A cautionary tale for active farmers

A cautionary tale for active farmers

We have all heard the stories of HM Revenue & Customs checking local obituaries to see if a deceased individual was described as a “farmer” or a “retired farmer” when making a decision on the availability of Agricultural Property Relief (“APR”) on a farmhouse.

It seems to be the case, anecdotally at least, that HMRC’s focus is shifting towards the question of whether the deceased was an “active farmer” rather than the question of “character appropriateness”. Of course, claims for APR on a farmhouse should consider the associated land and the question of whether it

is commensurate with the character of the property. However where this test is not cut and dried, in the question of their liability to Inheritance Tax, it may come down to the detail of the farmer’s activity.

Broadly speaking, 100% APR is available on death where agricultural property has been owned and occupied by the deceased for agricultural purposes for a two year period prior to death. If agricultural property is let for the purposes of agriculture, it must have been owned by the deceased for seven years prior to death. The farmhouse must be character appropriate to the holding of which it forms part and be occupied, together with the land, for the purposes of agriculture to qualify for APR. Problems arise when the farmer’s activities reduce with age and the day to day farming activities are contracted out.

Advisors and taxpayers have been able to take some comfort from the case of Golding (2011) where a farmer (in his 80s when he died) had farmed a 16 acre smallholding in Staffordshire for more than 65 years.
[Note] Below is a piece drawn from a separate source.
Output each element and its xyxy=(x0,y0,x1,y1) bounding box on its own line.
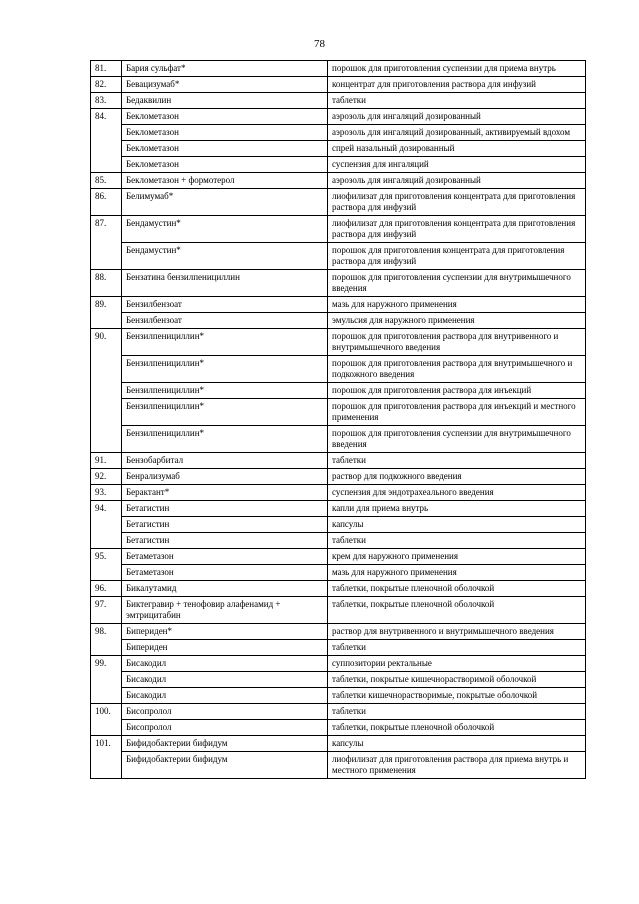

At the date of his death he lived in the three bedroom farmhouse which was in a very poor state of repair. Initially he had farmed the land intensively but in later years, he cut back his farming activities so that most of his produce was for his own consumption and he only made a very small profit. HMRC argued that the farmhouse was not “character appropriate” on the grounds that the farm was not financially viable, therefore the question of “active farmer” was a part of their challenge.

The First-Tier Tax Tribunal (“FTTT”) did not agree with HMRC and instead said that it is necessary to take account of a number of different factors when deciding whether the farmhouse is of a character appropriate rather than just focusing on the profitability of the farm. The FTTT concluded that, taking account of Mr Golding’s age, the fact that he did not do much active farming any more was not relevant. It was sufficient that Mr Golding tended chickens and sold eggs at the farm gate, had been an active farmer in younger years and maintained farming accounts throughout the period of occupation.

The Golding case provides some reassurance that in old age it is not unreasonable for a farmer’s activity to decrease and that this should not preclude a claim to APR where they remain involved in the agricultural activity on the land and in occupation of a character appropriate farmhouse. However taxpayers and advisors should not become complacent and the specific facts of each individual case should be interrogated to ensure that they would stand up to scrutiny from HMRC.

Take the example of a recent situation where an unsuccessful claim for APR was made by the executors of an estate. A brief summary of the facts are set out below:

  • The deceased occupied a farmhouse of modest size and value;
  • The deceased owned around fifty acres of agricultural land subject to a mixture of formal and informal grazing/mowing licences;
  • The deceased’s activities on the land were detailed as:
  1. Day to day inspections of livestock;
  2. Single Farm Payment claimed from the Rural Payments Agency as an active farmer since 2008;
  3. Maintaining permanent pasture including harrowing, topping, fencing, boundary repairs and drainage work.

HMRC accepted without challenge that the land qualified for APR as it had been owned by the deceased for more than seven years prior to his death and it was occupied for the purposes of agriculture. However they denied a claim for APR on the farmhouse and the reasons for this included:

  • The executors could not produce any evidence of the deceased’s involvement e.g. minutes of meetings as the deceased had kept only informal (and minimal) records;
  • The deceased did not have any farming accounts;
  • The executors could not provide bank statements as evidence of payments associated with farming activities as the deceased kept his money ‘under the mattress’;
  • The District Valuer attended the property and as part of his valuation exercise he spoke with the deceased’s neighbours who confirmed that they let the land from the deceased and rarely saw him;
  • There were no stock licences or stock movement reports;
  • The deceased did not own a tractor or other machinery suitable to carry out the farming activities;
  • The deceased’s occupation had been described as “retired farmer” in correspondence with the Department of Work and Pensions.

HMRC argued that the activity which the deceased had carried out on the land was not sufficient for the purposes of APR and instead it was simply the work of a landlord keeping his land in good repair.

When it comes to considering a claim for APR, on a farmhouse in particular, the evidence of agricultural activity and agricultural occupation is key. Careful record-keeping by the taxpayer and his professional advisors, photographs and minutes of meetings and any other evidence to demonstrate agricultural use can all assist and should not be underestimated.

One of key factors is whether the occupant of the house has a significant role in the management of agricultural operations on the land. HMRC have acknowledged that as farmers grow older and their work rate drops, reduced business turnover and profitability do not of themselves mean that a farmhouse will cease to qualify for APR. However taxpayers and their executors should be aware of the potential pitfalls when it comes to the detail of each individual case.